Note the position of Norwegian 1955, which is still part of the Austrian-origin Group (like older manual alphabets used in the late 19th century in Norway). However, it is already influenced by international standardization — eg. concepts [k], [p], and [z] use(d) French hand-shapes. Hence, Norwegian 1955 shares quite a high number of lineage-diagnostic hand-shapes with Danish 1967 and the Icelandic Sign Language. These, and others, were further replaced in its contemporary counterpart (Norwegian SL) by hand-shapes borrowed from various lineages — eg. [c],[f] from the nearly extinct Austrian-origin Group, [p] from the Russian Group, [k] same as in the Spanish Group) — as well as unique hand-shapes, including hand-shapes evolved from earlier forms or those that have been genuinely invented.
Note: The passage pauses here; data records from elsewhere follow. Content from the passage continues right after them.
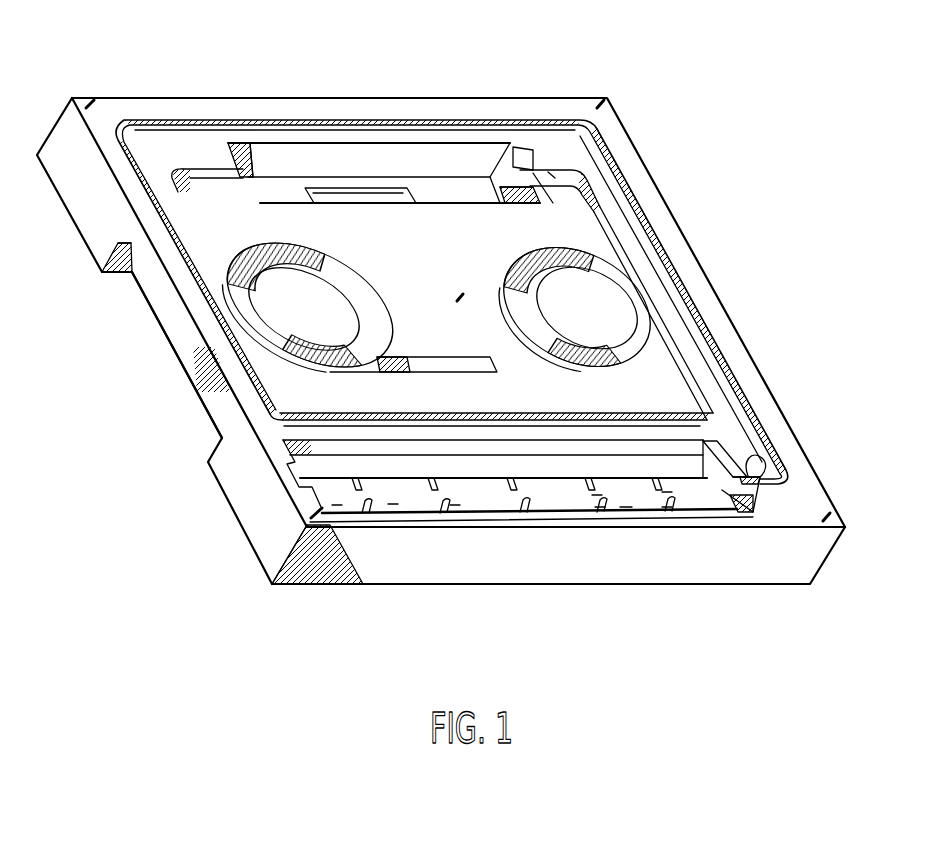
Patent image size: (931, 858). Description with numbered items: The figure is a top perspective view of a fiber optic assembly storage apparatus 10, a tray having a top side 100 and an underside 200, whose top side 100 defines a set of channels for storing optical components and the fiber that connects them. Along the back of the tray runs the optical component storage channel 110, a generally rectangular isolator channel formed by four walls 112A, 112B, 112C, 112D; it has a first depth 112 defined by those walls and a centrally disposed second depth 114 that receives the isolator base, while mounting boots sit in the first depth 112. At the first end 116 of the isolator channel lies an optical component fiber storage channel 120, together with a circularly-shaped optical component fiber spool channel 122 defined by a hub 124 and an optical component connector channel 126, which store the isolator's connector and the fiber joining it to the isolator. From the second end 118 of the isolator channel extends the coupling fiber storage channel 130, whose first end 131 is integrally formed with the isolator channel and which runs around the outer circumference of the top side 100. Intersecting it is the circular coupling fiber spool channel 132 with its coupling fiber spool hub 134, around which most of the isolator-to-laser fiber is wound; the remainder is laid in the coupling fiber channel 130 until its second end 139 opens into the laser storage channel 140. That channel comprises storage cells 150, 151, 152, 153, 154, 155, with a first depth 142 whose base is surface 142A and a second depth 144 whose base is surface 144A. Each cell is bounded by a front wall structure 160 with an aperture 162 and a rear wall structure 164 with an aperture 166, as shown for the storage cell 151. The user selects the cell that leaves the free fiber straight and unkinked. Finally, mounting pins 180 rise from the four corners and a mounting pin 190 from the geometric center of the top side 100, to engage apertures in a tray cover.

The fiber optic assembly storage apparatus 10 is at (757, 49).
The top side 100 is at (648, 177).
The optical component storage channel 110 is at (337, 152).
The first depth 112 is at (423, 160).
The wall 112A is at (274, 153).
The wall 112B is at (519, 157).
The wall 112C is at (485, 207).
The wall 112D is at (248, 194).
The second depth 114 is at (370, 186).
The first end 116 is at (240, 174).
The second end 118 is at (548, 171).
The optical component fiber storage channel 120 is at (192, 218).
The optical component fiber spool channel 122 is at (215, 313).
The hub 124 is at (313, 312).
The optical component connector channel 126 is at (470, 355).
The coupling fiber storage channel 130 is at (197, 120).
The first end 131 is at (618, 140).
The coupling fiber spool channel 132 is at (652, 340).
The coupling fiber spool hub 134 is at (597, 313).
The second end 139 is at (748, 468).
The optical component storage cells 140 is at (472, 505).
The first depth 142 is at (295, 470).
The surface 142A is at (393, 463).
The second depth 144 is at (483, 508).
The surface 144A is at (577, 510).
The storage cell 150 is at (695, 506).
The storage cell 151 is at (625, 507).
The storage cell 152 is at (540, 508).
The storage cell 153 is at (455, 505).
The storage cell 154 is at (393, 504).
The storage cell 155 is at (337, 505).
The front wall structure 160 is at (667, 507).
The aperture 162 is at (674, 490).
The rear wall structure 164 is at (600, 507).
The aperture 166 is at (600, 490).
The mounting pins 180 is at (88, 103).
The mounting pin 190 is at (458, 297).
The underside 200 is at (192, 400).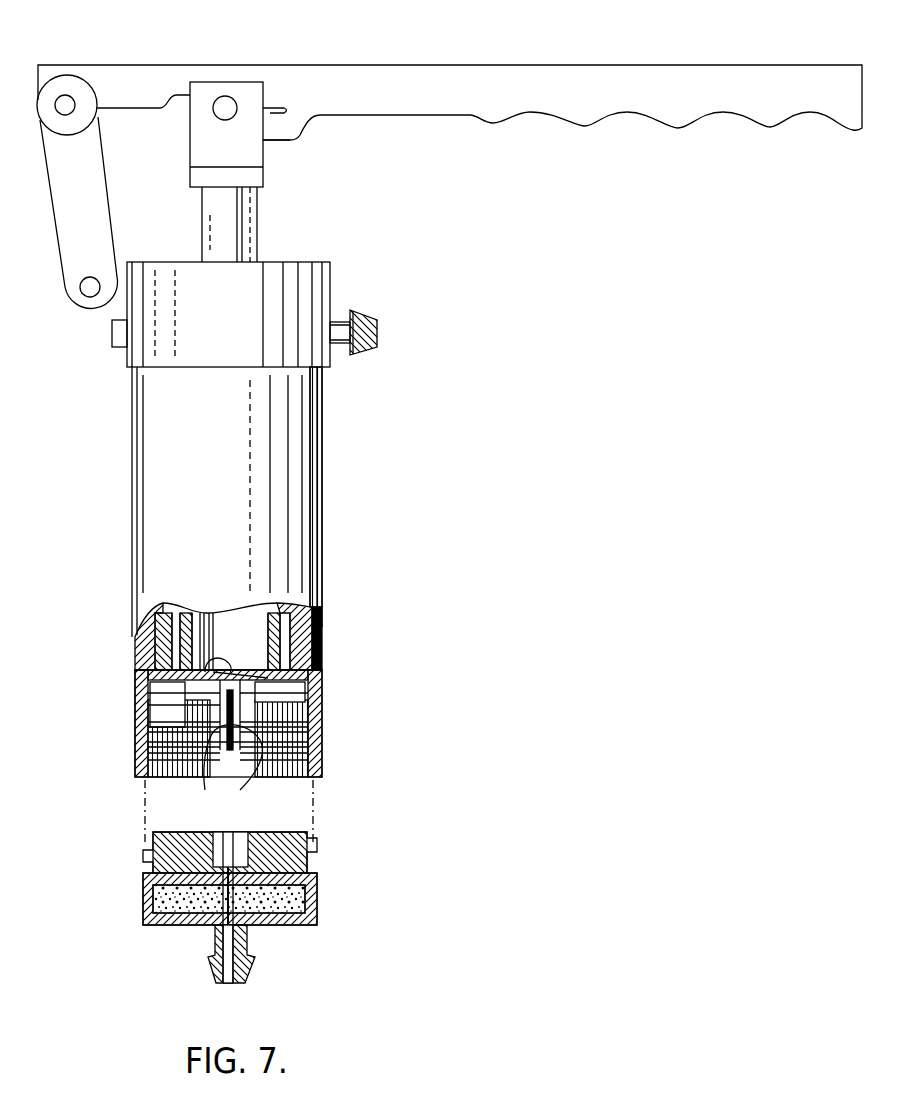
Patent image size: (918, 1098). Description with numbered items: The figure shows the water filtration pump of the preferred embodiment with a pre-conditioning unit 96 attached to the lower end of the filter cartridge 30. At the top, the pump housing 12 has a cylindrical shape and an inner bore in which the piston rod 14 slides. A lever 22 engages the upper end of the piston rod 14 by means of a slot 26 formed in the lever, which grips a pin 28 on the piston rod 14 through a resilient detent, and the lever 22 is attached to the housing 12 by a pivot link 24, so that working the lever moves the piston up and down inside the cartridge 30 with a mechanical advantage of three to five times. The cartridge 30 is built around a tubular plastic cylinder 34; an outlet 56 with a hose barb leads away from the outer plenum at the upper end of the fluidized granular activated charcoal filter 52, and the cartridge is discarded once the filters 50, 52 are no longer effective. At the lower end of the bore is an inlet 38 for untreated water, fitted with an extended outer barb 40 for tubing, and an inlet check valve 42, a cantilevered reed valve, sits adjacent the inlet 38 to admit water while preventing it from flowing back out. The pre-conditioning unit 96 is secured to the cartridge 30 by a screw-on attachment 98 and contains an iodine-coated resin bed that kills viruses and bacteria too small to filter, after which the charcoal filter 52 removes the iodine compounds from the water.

The pump housing 12 is at (288, 262).
The piston rod 14 is at (232, 238).
The lever 22 is at (365, 78).
The pivot link 24 is at (83, 198).
The slot 26 is at (277, 113).
The pin 28 is at (223, 110).
The cartridge 30 is at (330, 563).
The tubular plastic cylinder 34 is at (313, 683).
The inlet 38 is at (252, 777).
The outer barb 40 is at (203, 775).
The inlet check valve 42 is at (150, 702).
The filter 50 is at (150, 632).
The fluidized granular activated charcoal filter 52 is at (150, 660).
The outlet 56 is at (379, 333).
The pre-conditioning unit 96 is at (317, 885).
The screw-on attachment 98 is at (307, 727).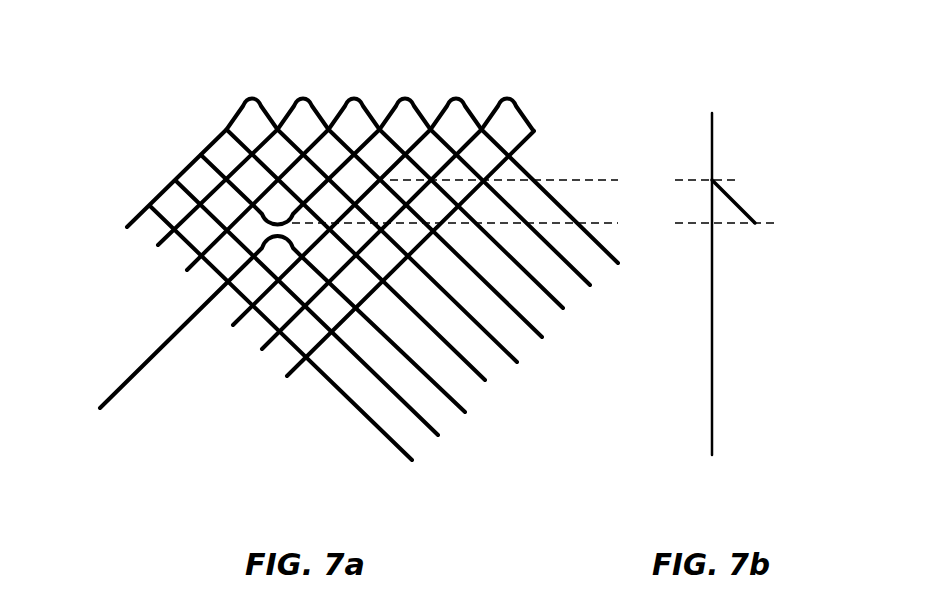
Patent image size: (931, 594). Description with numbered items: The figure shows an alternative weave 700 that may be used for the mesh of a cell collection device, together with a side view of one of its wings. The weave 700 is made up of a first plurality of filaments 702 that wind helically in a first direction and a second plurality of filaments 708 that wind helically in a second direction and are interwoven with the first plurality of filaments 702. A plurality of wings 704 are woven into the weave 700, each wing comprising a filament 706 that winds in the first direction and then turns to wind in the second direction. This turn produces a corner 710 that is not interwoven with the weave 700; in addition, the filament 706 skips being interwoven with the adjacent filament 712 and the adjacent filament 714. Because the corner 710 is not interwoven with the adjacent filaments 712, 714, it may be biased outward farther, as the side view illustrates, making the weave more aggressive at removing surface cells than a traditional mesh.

In FIG. 7A, the weave 700 is at (136, 161).
In FIG. 7A, the first plurality of filaments 702 is at (547, 287).
In FIG. 7A, the wings 704 is at (285, 216).
In FIG. 7B, the wings 704 is at (723, 190).
In FIG. 7A, the filament 706 is at (333, 181).
In FIG. 7A, the second plurality of filaments 708 is at (288, 376).
In FIG. 7A, the corner 710 is at (275, 218).
In FIG. 7A, the adjacent filament 712 is at (467, 369).
In FIG. 7A, the adjacent filament 714 is at (190, 268).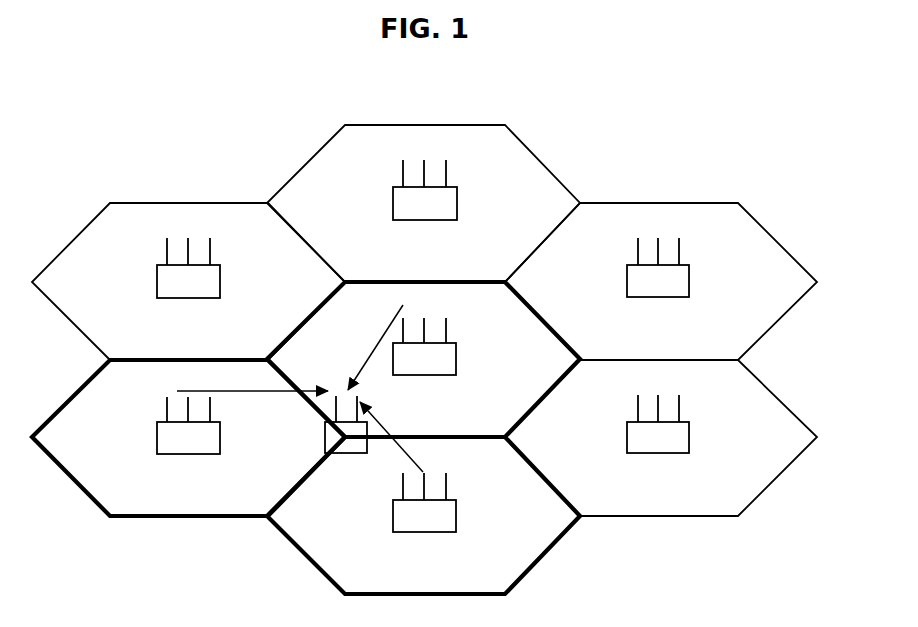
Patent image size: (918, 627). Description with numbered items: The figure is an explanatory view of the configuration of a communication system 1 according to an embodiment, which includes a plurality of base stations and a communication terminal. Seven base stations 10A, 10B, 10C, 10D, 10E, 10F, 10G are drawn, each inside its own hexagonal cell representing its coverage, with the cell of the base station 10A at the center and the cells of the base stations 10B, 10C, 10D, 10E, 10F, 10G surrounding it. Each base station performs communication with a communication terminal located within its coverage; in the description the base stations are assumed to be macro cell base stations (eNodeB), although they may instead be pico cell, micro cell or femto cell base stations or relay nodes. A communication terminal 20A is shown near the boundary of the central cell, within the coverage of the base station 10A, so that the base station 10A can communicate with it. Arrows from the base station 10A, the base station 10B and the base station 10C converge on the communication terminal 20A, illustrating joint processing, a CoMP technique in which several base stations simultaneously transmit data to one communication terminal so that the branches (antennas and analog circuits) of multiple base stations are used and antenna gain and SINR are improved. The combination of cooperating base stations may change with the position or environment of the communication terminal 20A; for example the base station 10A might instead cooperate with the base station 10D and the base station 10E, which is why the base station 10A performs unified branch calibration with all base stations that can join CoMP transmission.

The communication system 1 is at (186, 78).
The base station 10A is at (456, 359).
The base station 10B is at (220, 438).
The base station 10C is at (456, 516).
The base station 10D is at (689, 437).
The base station 10E is at (689, 281).
The base station 10F is at (457, 203).
The base station 10G is at (220, 281).
The communication terminal 20A is at (346, 453).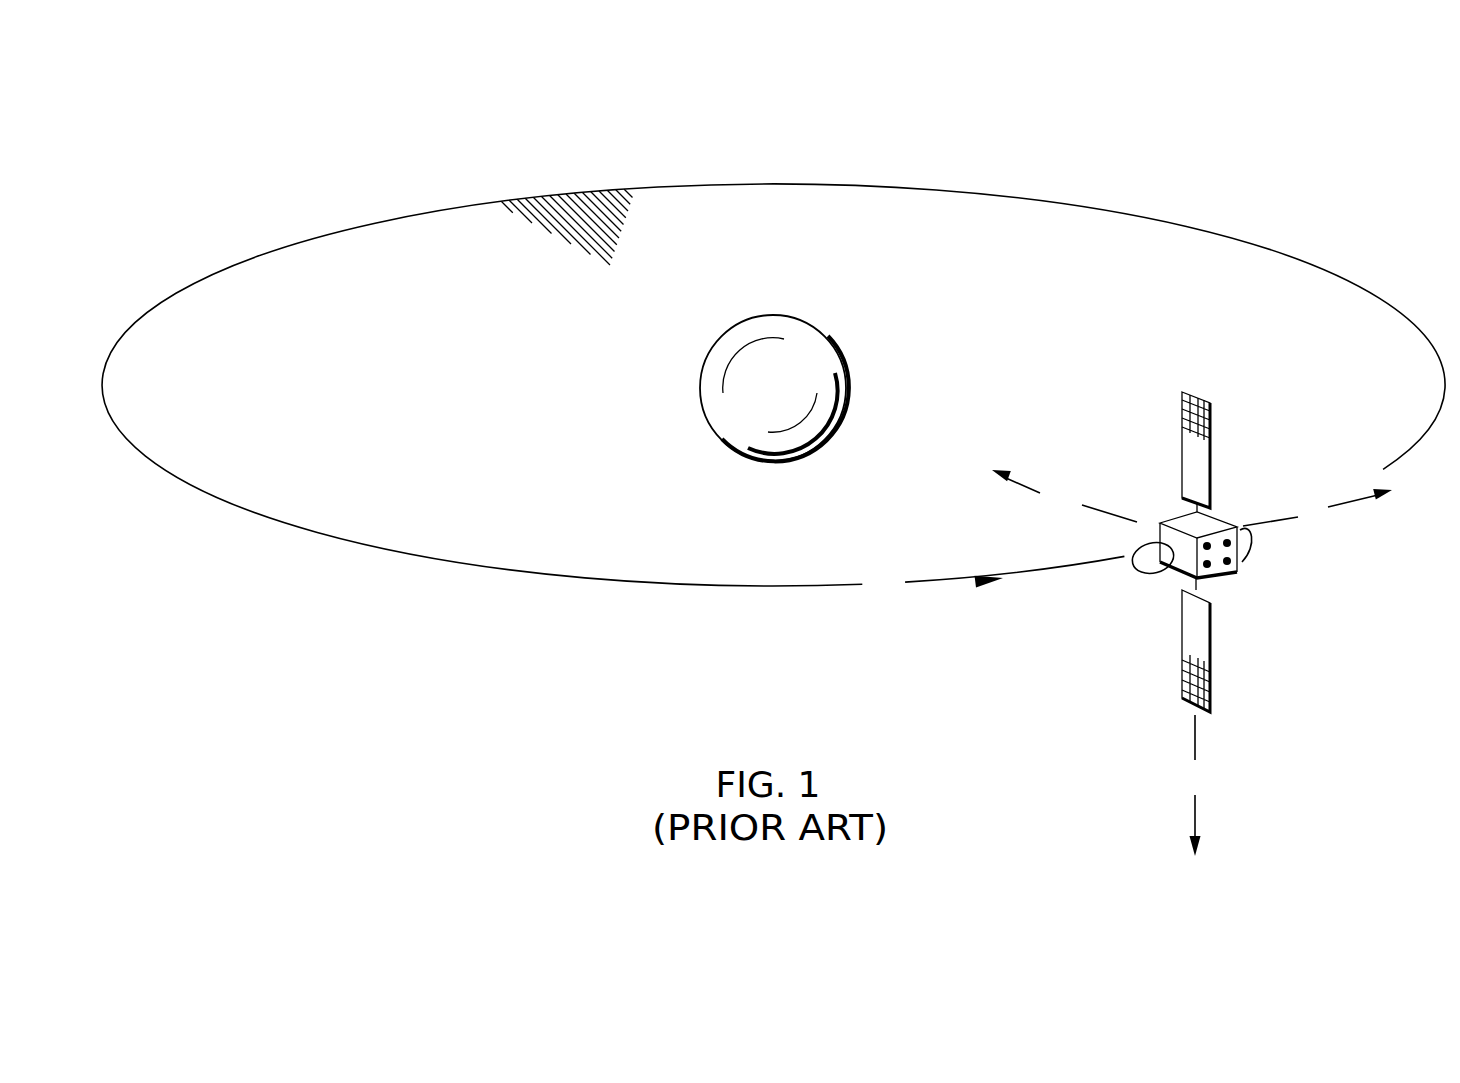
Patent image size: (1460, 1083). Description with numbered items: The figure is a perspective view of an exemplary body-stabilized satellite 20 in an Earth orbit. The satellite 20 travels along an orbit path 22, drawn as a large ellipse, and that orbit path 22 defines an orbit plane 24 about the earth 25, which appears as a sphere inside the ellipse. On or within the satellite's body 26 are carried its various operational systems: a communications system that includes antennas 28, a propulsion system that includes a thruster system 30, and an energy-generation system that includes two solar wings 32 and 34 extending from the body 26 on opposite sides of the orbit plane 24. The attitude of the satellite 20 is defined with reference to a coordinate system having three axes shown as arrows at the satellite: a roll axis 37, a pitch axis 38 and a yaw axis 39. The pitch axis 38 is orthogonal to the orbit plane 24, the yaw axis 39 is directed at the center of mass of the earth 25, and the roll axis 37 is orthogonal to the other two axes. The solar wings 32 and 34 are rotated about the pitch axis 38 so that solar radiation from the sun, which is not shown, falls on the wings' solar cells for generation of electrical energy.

The body-stabilized satellite 20 is at (1134, 561).
The orbit path 22 is at (773, 393).
The orbit plane 24 is at (578, 210).
The earth 25 is at (747, 317).
The satellite body 26 is at (1172, 508).
The antennas 28 is at (1149, 548).
The thruster system 30 is at (1243, 516).
The solar wing 32 is at (1193, 423).
The solar wing 34 is at (1187, 685).
The roll axis 37 is at (1317, 508).
The pitch axis 38 is at (1195, 785).
The yaw axis 39 is at (1064, 496).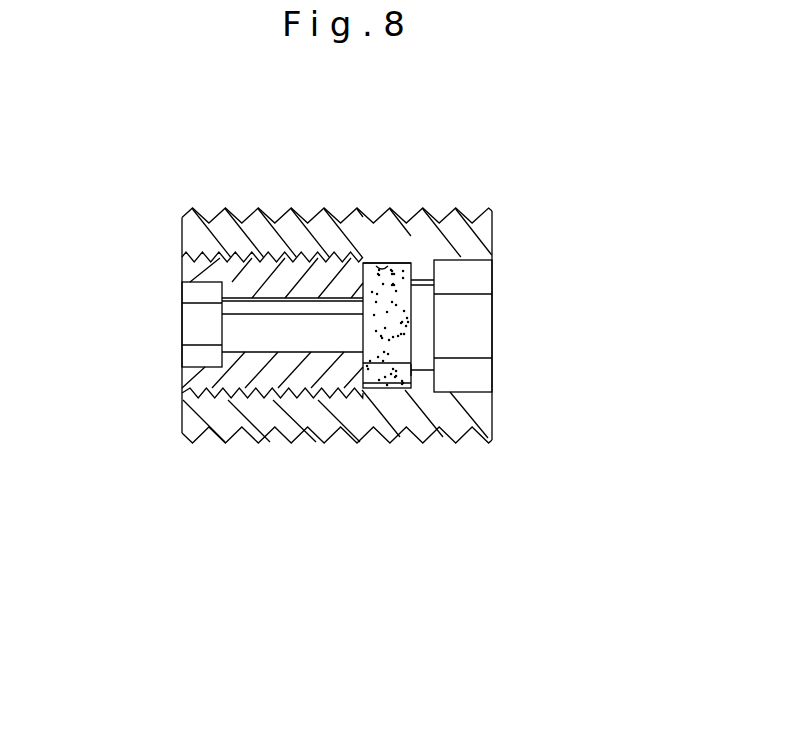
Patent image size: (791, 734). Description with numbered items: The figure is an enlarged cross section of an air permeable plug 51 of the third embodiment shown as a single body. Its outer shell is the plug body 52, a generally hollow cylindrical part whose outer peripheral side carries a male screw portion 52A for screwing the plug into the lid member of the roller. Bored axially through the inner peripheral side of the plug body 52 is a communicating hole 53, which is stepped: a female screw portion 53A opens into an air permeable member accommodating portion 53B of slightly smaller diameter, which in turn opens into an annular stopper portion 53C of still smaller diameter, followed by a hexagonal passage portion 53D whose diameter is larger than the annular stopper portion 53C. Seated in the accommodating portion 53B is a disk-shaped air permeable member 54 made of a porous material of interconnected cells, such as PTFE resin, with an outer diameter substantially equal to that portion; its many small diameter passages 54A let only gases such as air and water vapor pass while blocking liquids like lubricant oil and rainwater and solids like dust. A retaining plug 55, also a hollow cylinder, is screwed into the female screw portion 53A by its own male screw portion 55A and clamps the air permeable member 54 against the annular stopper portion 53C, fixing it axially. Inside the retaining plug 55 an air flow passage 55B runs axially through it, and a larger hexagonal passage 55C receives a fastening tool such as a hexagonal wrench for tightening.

The air permeable plug 51 is at (430, 186).
The plug body 52 is at (317, 232).
The male screw portion 52A is at (465, 211).
The communicating hole 53 is at (505, 340).
The female screw portion 53A is at (228, 390).
The air permeable member accommodating portion 53B is at (380, 268).
The annular stopper portion 53C is at (422, 350).
The hexagonal passage portion 53D is at (463, 372).
The air permeable member 54 is at (389, 350).
The small diameter passages 54A is at (399, 299).
The retaining plug 55 is at (301, 368).
The male screw portion 55A is at (262, 393).
The air flow passage 55B is at (258, 327).
The hexagonal passage 55C is at (197, 317).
Why we map character evolution along networks

In many cases, we only have one set of data, in order to draw our conclusions based on the graph(s) we infer. We cannot test to which degree our data (the way we scored the differentiation patterns) and inferences are systematically biased. Thus, we want to explore which aspects of our inference are supported by character splits, and establish taxon cliques and evolutionary pathways for the characters (scored traits). Lacking an independent source of data, the latter would involve circular reasoning — ie. mapping the traits along a tree derived from those same traits.

By inferring a tree, we crystallize one pattern dimension out of the data, although more often than not this will be a comprise from multidimensional signals. A network, such as a Neighbor-net, has two dimensions, and hence our mapping can consider two alternatives at the same time — this enables us to make a choice, if we have to. Another practical advantage of a Neighbor-net is that it is quick to infer, so that we can easily reduce the data set and use a more focused graph for the map.

In cases where 2-dimensional graphs don't suffice, there are still Consensus networks, which would allow mapping character evolution based on a sample of many alternative trees.

We could even eliminate the circular reasoning while maintaining a relatively stable inference framework. Deleting a character or several characters (or recoding them: see eg. Should we try to infer trees on tree-unlikely matrices?) can easily lead to a new tree topology, although it has less effect on the structure of a Neighbor-net. When we would need to worry about circular reasoning for mapping a certain concept, or two concepts that may have interacted, we just base our Neighbour-net on a distance matrix calculated from a reduced character matrix, and then map only those concepts not considered for the inference.